Kasım 2004’teki başkanlık seçimi öncesinde, Demokrat aday Kerry’nin kazanmasının, Irak, Ortadoğu, Transatlantik ilişkiler ve insan hakları başta olmak üzere, Amerikan politikasında olumlu yönde değişim başlatabileceğini savunan yazılarım üzerine, Ankara’dan bir telefon almıştım.
AKP’nin dış politikasını yönlendiren bir isim, “Yanlış yapıyorsunuz; Bush’un kazanması Türkiye için çok daha iyi olur” demiş ve eleştirisini, “Bush’un Irak Savaşı’nı kazanma kararlılığına sahip olduğu, Demokratların ise Irak’ı bölmeye yöneleceği” tezine dayandırmıştı. 2004’te, tabanındaki güçlü Bush karşıtlığına rağmen, “Bushçu” çizgide olan sadece AKP’nin beyin takımı değildi; Türk Dışişleri de, benzer gerekçeyle, Bush’tan yana duruyordu.
Aradan geçen iki yıl, Bush yönetimini, Irak Savaşı’nı “kazanmaktan” daha da uzak bir noktaya taşıdı; ülkenin bölünmesi olasılığını azaltmadı, arttırdı.
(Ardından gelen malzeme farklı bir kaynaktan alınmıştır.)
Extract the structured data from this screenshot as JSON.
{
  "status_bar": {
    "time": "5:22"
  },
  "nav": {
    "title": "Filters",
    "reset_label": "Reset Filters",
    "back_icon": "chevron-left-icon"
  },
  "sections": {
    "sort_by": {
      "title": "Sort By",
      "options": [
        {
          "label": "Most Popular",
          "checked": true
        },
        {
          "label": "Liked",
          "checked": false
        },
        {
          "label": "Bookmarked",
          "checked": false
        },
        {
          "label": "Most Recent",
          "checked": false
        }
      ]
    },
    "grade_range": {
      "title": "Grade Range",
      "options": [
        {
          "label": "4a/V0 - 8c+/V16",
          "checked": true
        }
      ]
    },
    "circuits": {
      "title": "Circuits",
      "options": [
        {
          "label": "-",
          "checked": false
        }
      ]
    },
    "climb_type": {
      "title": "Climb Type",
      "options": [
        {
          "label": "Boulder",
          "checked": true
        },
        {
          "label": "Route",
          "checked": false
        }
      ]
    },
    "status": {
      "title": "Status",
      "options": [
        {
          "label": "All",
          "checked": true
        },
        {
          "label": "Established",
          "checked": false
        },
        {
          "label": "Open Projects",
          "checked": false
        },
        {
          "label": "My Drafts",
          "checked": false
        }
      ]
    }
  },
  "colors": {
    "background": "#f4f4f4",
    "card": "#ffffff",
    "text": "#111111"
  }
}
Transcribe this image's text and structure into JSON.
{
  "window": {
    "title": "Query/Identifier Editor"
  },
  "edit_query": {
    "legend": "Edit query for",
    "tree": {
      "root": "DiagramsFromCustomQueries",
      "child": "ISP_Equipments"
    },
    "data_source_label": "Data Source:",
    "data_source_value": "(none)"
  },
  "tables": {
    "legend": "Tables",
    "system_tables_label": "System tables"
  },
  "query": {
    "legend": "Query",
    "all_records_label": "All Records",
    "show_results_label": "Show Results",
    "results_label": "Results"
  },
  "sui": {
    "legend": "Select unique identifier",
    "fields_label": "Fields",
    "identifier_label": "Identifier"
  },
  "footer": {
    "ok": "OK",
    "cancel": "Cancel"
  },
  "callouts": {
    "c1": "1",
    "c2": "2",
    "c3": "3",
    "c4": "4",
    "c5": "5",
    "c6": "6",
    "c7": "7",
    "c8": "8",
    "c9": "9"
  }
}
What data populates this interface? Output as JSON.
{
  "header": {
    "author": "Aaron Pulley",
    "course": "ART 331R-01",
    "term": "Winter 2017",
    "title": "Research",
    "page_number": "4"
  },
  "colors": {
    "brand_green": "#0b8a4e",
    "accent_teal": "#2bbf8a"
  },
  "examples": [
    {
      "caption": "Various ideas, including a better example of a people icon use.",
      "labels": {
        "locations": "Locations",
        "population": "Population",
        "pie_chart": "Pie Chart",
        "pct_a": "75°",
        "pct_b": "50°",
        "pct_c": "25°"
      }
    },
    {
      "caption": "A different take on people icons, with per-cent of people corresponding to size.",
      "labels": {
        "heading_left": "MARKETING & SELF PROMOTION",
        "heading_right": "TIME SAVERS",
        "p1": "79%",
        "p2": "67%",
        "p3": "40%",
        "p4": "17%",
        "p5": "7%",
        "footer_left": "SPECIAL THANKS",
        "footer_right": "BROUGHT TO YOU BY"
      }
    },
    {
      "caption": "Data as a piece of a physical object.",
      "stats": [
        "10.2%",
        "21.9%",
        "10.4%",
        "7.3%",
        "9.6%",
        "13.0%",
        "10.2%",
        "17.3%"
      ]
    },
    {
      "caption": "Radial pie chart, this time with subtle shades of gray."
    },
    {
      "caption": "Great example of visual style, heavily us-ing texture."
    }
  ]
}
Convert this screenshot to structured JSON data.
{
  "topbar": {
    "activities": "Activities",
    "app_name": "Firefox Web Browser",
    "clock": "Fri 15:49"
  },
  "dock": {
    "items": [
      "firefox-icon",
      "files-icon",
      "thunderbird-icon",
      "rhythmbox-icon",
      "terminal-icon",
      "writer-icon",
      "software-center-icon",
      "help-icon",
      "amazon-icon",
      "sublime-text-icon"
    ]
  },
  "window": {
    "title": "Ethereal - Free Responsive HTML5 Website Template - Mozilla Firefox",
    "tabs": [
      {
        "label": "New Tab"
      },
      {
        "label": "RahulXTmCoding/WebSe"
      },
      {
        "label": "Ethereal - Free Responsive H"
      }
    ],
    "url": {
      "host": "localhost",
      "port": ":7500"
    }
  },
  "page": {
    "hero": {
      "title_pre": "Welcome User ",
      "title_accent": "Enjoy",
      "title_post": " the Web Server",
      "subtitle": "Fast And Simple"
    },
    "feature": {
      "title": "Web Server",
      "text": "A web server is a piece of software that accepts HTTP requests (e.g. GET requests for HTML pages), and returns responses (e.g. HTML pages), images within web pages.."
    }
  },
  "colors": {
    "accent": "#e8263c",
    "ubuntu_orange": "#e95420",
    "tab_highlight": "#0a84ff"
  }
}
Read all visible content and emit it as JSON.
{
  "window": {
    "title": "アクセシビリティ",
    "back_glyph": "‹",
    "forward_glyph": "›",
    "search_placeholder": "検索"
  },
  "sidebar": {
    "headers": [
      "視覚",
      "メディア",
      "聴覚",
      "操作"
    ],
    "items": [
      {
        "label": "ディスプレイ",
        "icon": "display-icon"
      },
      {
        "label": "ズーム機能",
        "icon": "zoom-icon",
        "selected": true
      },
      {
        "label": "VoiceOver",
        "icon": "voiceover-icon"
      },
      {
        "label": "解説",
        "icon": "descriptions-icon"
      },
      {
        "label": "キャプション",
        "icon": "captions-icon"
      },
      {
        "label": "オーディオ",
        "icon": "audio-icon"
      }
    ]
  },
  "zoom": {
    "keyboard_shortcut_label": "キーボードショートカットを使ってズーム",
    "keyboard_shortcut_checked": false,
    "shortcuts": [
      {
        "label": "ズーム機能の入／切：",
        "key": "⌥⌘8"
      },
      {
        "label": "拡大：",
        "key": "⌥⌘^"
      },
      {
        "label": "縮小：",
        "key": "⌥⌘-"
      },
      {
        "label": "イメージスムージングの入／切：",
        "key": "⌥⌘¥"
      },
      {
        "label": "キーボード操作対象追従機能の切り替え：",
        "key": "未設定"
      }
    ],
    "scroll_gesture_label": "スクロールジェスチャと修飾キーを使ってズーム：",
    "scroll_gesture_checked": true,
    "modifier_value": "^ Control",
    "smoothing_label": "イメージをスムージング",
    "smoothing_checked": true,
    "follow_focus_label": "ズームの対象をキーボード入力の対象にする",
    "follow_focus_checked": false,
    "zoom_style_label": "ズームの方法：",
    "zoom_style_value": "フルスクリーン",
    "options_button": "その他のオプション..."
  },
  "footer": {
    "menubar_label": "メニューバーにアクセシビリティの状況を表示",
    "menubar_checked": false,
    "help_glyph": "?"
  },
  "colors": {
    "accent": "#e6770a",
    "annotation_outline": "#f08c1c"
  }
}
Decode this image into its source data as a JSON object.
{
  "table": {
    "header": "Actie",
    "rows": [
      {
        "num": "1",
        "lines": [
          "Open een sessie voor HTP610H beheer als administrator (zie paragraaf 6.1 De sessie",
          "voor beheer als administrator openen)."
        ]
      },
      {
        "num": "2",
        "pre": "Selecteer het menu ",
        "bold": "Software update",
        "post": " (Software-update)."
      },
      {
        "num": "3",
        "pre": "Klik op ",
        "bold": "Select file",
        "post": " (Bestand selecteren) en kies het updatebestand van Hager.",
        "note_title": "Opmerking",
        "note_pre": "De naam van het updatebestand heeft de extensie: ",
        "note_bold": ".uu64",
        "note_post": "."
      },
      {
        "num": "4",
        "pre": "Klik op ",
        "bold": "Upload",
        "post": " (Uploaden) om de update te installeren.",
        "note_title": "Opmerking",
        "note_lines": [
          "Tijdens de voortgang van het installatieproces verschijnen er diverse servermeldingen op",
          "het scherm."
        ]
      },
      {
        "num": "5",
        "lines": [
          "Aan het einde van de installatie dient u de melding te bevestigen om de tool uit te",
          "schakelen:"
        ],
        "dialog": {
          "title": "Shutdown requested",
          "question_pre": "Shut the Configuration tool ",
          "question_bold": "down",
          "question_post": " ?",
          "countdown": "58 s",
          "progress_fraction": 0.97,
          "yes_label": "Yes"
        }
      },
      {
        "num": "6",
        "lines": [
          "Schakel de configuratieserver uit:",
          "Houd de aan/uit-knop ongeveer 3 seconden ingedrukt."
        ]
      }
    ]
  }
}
Ama Ankara’da, Demokratların başarısından çekinenler yine var: Demokrat ağırlıklı bir Temsilciler Meclisi’nin Ermeni soykırımı tezini onaylayabileceğinden kaygılılar; sanki mevcut politikanın sürdürülmesi istikrarı sağlayabilirmişçesine, Bush’un Irak’ta değişime zorlanmasından ürküyorlar; Cumhuriyetçi yönetimin insan hakları ve çevre konusundaki fütursuzluğu, Avrupalılardan farklı olarak, Türk yetkililerin pek umurunda değil; Bush’un Arap-İsrail ve İran meselelerinde çözüm arayışına itilmesi şansını bile adeta önemsemiyorlar. Bakalım, 7 Kasım’da oluşacak siyasi tablo ezberleri bozacak mı?